Stock markets fell again on Tuesday, as a combination of rising COVID-19 cases in China, the war in Ukraine, and fears that the Federal Reserve will raise interest rates this week for the first time since 2018.
Oil prices fell more than 5%, with Brent crude returning to $100 per barrel due to concerns about Chinese demand after the country imposed a curfew in some areas to combat the spread of COVID-19. The prospect of Russian-Ukrainian talks yielding a resolution, however remote for the time being, alleviated immediate concerns about energy supply disruption.
European stocks have been recovering in recent sessions, but they remain significantly lower in 2022. In the United States, another sharp drop has dropped the Nasdaq 100 by more than 20% since its record high late last year. Futures on Wall Street predicted more pain at the start.
The Euro STOXX was down 1.6 percent, France’s CAC 40 was down 1.5 percent, and the FTSE was down 1.4 percent.
The MSCI World Index fell 0.6 percent and approached one-year lows.
Following Russia’s invasion of Ukraine, Washington has warned Beijing against providing military or financial assistance to Moscow.
MSCI’s broadest index of Asia-Pacific shares outside Japan fell 2.92 percent, with Chinese stocks leading the way. So far this month, the index is down 11%. The Hang Seng Index in Hong Kong remained in negative territory on Tuesday; it went down 5.8 percent after falling nearly 5 percent the day before. Hong Kong’s main board is down 19 percent so far in March, the most in a single month since 2008.
The city’s tech index has taken a beating this month; it fell 32% as investors feared the US and Chinese authorities’ subsequent regulatory crackdown on the sector.
Rising COVID-19 case numbers in China, which investors fear will hurt the mainland’s economic growth in the first quarter, add to market jitters.
China reported 3,602 new confirmed coronavirus cases on Tuesday, up from 1,437 on Monday.

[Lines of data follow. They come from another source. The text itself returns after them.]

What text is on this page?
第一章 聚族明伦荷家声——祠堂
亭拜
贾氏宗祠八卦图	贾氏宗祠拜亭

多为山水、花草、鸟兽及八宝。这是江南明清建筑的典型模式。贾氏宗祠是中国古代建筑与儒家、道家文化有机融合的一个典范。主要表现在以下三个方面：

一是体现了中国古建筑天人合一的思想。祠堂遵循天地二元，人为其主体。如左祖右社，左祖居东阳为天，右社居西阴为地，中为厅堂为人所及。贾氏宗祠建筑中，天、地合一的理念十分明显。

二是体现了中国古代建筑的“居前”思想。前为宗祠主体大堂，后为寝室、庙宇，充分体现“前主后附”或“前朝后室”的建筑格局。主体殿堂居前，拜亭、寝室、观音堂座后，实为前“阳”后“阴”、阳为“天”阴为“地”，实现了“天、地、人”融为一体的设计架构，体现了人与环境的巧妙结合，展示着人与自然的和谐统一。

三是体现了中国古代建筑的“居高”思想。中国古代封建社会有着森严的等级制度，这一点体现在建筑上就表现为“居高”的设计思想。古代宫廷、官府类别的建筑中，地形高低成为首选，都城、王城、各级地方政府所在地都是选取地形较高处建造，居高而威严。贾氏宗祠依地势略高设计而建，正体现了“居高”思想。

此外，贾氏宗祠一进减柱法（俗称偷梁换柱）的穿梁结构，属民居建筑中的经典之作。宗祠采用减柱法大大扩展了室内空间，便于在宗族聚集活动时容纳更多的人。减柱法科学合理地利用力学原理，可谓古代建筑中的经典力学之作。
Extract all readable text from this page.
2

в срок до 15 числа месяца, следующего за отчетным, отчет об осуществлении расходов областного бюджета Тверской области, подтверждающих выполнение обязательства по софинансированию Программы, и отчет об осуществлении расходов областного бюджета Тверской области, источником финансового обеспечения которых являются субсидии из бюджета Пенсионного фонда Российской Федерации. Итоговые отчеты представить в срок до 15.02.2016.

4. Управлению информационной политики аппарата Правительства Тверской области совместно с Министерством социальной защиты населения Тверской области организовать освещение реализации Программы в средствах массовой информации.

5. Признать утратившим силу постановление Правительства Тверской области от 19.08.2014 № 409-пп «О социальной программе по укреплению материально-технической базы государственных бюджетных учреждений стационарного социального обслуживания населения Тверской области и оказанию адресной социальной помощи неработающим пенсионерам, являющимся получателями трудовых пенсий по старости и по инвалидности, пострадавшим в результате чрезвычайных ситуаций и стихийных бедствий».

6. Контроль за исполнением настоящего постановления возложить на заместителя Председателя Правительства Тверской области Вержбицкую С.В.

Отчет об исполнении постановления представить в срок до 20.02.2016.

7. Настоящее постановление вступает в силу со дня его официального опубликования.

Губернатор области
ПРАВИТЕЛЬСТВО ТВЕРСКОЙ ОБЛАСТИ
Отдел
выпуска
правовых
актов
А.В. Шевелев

Brent crude dropped 5.76 percent to $100.74 per barrel, while US crude fell 5.5 percent to $97.25 per barrel. Only last week, crude prices topped $130 per barrel; this was due to investors worrying about a supply shortage exacerbated by sanctions imposed on Russia following its invasion of Ukraine.
Investors are also paying attention to the Federal Reserve of the United States, which meets on Wednesday. They expect to raise interest rates for the first time in three years to offset rising inflation.
The 10-year Treasury note yield has risen to 2.169 percent, the highest since mid-2019.